France | France, Cour administrative d'appel de BORDEAUX, 3ème chambre, 25 mars 2025, 23BX01426


Vu la procédure suivante :



Procédure contentieuse antérieure :



M. E... A... C... a demandé au tribunal administratif de la Guyane d'annuler la décision du 25 mai 2021 par laquelle le directeur général des douanes et des droits indirects a mis fin à la prolongation de son activité à compter du 3 août 2019, ensemble la décision implicite de rejet née le 12 septembre 2021 du silence gardé sur son recours gracieux.



Il a également demandé à ce tribunal de condamner l'État à lui verser une somme de 471 034 euros en

réparation des préjudices subis, ainsi que la somme de 1 200 euros en exécution du jugement n° 1901612...

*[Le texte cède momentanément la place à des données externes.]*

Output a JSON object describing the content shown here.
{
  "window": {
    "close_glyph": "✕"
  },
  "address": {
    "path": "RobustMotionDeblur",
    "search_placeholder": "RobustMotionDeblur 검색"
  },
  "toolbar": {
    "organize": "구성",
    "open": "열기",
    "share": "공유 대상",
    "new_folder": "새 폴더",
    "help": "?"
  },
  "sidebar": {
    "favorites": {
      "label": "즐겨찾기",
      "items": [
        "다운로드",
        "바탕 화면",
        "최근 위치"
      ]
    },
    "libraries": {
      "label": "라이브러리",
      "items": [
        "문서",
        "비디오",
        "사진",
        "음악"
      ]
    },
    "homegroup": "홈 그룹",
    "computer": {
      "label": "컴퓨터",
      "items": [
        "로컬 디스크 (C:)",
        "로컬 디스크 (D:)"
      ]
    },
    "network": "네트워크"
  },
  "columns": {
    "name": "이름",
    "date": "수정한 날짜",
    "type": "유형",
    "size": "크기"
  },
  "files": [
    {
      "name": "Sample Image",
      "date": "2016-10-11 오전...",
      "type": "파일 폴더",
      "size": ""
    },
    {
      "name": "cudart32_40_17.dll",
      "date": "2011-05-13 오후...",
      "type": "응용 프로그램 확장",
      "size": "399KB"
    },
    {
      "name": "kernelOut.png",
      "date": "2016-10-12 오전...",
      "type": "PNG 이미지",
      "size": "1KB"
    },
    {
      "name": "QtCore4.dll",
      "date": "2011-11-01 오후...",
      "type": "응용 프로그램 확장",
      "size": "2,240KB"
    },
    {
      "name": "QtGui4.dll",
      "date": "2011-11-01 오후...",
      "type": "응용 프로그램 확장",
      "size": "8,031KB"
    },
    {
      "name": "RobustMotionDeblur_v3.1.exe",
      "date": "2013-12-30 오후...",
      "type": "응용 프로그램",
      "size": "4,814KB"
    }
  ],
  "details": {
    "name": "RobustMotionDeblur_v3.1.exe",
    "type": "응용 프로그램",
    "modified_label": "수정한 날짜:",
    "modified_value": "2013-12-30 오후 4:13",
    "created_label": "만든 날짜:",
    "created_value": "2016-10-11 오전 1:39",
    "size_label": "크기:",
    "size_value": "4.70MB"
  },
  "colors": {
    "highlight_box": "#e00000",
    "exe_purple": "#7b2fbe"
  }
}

Vu la procédure suivante :

Procédure contentieuse antérieure :

M. E... A... C... a demandé au tribunal administratif de la Guyane d'annuler la décision du 25 mai 2021 par laquelle le directeur général des douanes et des droits indirects a mis fin à la prolongation de son activité à compter du 3 août 2019, ensemble la décision implicite de rejet née le 12 septembre 2021 du silence gardé sur son recours gracieux.

Il a également demandé à ce tribunal de condamner l'État à lui verser une somme de 471 034 euros en réparation des préjudices subis, ainsi que la somme de 1 200 euros en exécution du jugement n° 1901612 du tribunal administratif de la Guyane du 11 mars 2021, assortie des intérêts et de leur capitalisation.

Par un jugement n° 2101444, 2200456 du 30 mars 2023, le tribunal administratif de la Guyane a rejeté ses demandes.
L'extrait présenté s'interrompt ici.